I just got an amazingly moronic letter from Suntrust Bank. I certainly can understand why banks are in such deep trouble, given that they appear to be staffed by a pack of monkeys.
For a little background, I own a home with a 4.375 percent 15 year conventional mortgage I got 6 months ago courtesy of the meltdown. Thats a great mortgage no doubt. I have substantial equity in my house, even after the presumed loss of value. I have perfect credit.
The letter I received yesterday advised me that my (unused) home equity line of credit was frozen immediately due to "market conditions". What the letter didn't say, but I confirmed on the phone just now is, even though I am frozen out of my credit line they still will keep a $90,000 lien on the house. And if I want to cancel it, it will cost me $1500.

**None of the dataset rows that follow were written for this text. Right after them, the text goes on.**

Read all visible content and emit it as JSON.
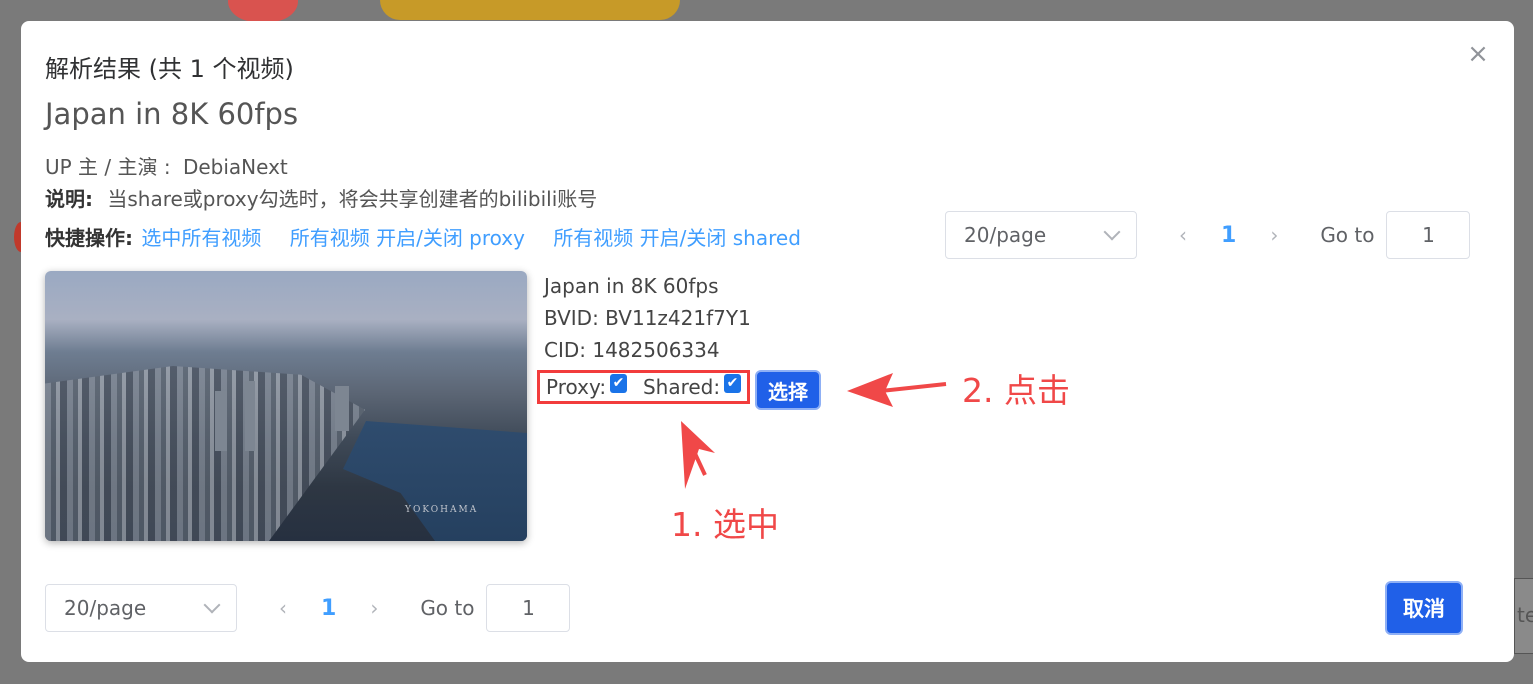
{
  "dialog": {
    "title": "解析结果 (共 1 个视频)",
    "close_icon": "close-icon",
    "video_title": "Japan in 8K 60fps",
    "up_label": "UP 主 / 主演 :",
    "up_value": "DebiaNext",
    "note_label": "说明:",
    "note_value": "当share或proxy勾选时，将会共享创建者的bilibili账号",
    "quick_label": "快捷操作:",
    "quick_links": [
      "选中所有视频",
      "所有视频 开启/关闭 proxy",
      "所有视频 开启/关闭 shared"
    ]
  },
  "pager_top": {
    "page_size": "20/page",
    "current_page": "1",
    "goto_label": "Go to",
    "goto_value": "1"
  },
  "pager_bottom": {
    "page_size": "20/page",
    "current_page": "1",
    "goto_label": "Go to",
    "goto_value": "1"
  },
  "video": {
    "title": "Japan in 8K 60fps",
    "bvid": "BVID: BV11z421f7Y1",
    "cid": "CID: 1482506334",
    "proxy_label": "Proxy:",
    "proxy_checked": true,
    "shared_label": "Shared:",
    "shared_checked": true,
    "select_button": "选择",
    "thumbnail_watermark": "YOKOHAMA"
  },
  "annotations": {
    "step1": "1. 选中",
    "step2": "2. 点击",
    "color": "#f04848"
  },
  "footer": {
    "cancel_button": "取消"
  },
  "background": {
    "partial_text": "te"
  }
}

While you might think I am making this up, the representative on the phone confirmed I cannot close the line to free up the lien, because its been open less than 3 years. And yet, even though my equity line is a zombie and a member of the undead, they will keep the $90,000 lien in the courthouse preventing me from opening another line with a bank that has a little more analytical skills.

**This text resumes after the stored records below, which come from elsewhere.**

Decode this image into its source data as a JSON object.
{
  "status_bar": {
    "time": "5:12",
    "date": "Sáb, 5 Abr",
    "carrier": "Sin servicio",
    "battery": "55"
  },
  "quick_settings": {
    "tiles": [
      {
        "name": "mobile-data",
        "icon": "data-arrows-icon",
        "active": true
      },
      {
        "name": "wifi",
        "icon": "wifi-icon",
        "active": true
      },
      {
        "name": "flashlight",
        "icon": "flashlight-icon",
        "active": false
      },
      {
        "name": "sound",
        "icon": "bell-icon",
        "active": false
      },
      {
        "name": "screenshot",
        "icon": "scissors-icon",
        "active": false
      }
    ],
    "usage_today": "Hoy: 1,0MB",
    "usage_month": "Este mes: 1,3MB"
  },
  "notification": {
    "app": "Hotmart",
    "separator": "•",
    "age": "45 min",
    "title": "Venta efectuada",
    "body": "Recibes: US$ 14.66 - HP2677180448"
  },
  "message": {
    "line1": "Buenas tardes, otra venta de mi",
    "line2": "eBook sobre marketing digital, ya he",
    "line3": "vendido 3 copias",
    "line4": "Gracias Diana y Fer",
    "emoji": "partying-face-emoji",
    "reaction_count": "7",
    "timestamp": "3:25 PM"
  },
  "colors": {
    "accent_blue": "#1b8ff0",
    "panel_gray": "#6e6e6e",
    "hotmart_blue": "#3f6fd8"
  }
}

I am not stupid. I am a financial analyst and follow real estate. I understand why they would be nervous about credit lines and want to restrict some.
But, Suntrust is following a perfect recipe for killing themselves off in this tough climate:
1.Take your best customers, the ones with perfect credit, low loan to value balances, good jobs and with a lot of cash at your bank. Then find the ones who have conservative mortgages, steady jobs, and whose house is still worth more than they owe.
2.Send them letters freezing their home equity line of credit. Don't actually kill the credit line, but just make it a zombie loan, with no borrowing power but still encumbering the homeowners credit for a loan he no longer can make. This will piss off the customer double.
3.Threaten them with an early termination fee when they call.
I am waiting for a callback higher up the food chain there before I start closing accounts at Suntrust and seeing what legal action I can take with various state agencies, but the arrogance and stupidity of the banks just never seems to end in my view.
After this letter and this phone call I am less convinced that anything we can do can save the banking system. It seems to be a ship of fools to me. Let it die and start with a clean slate.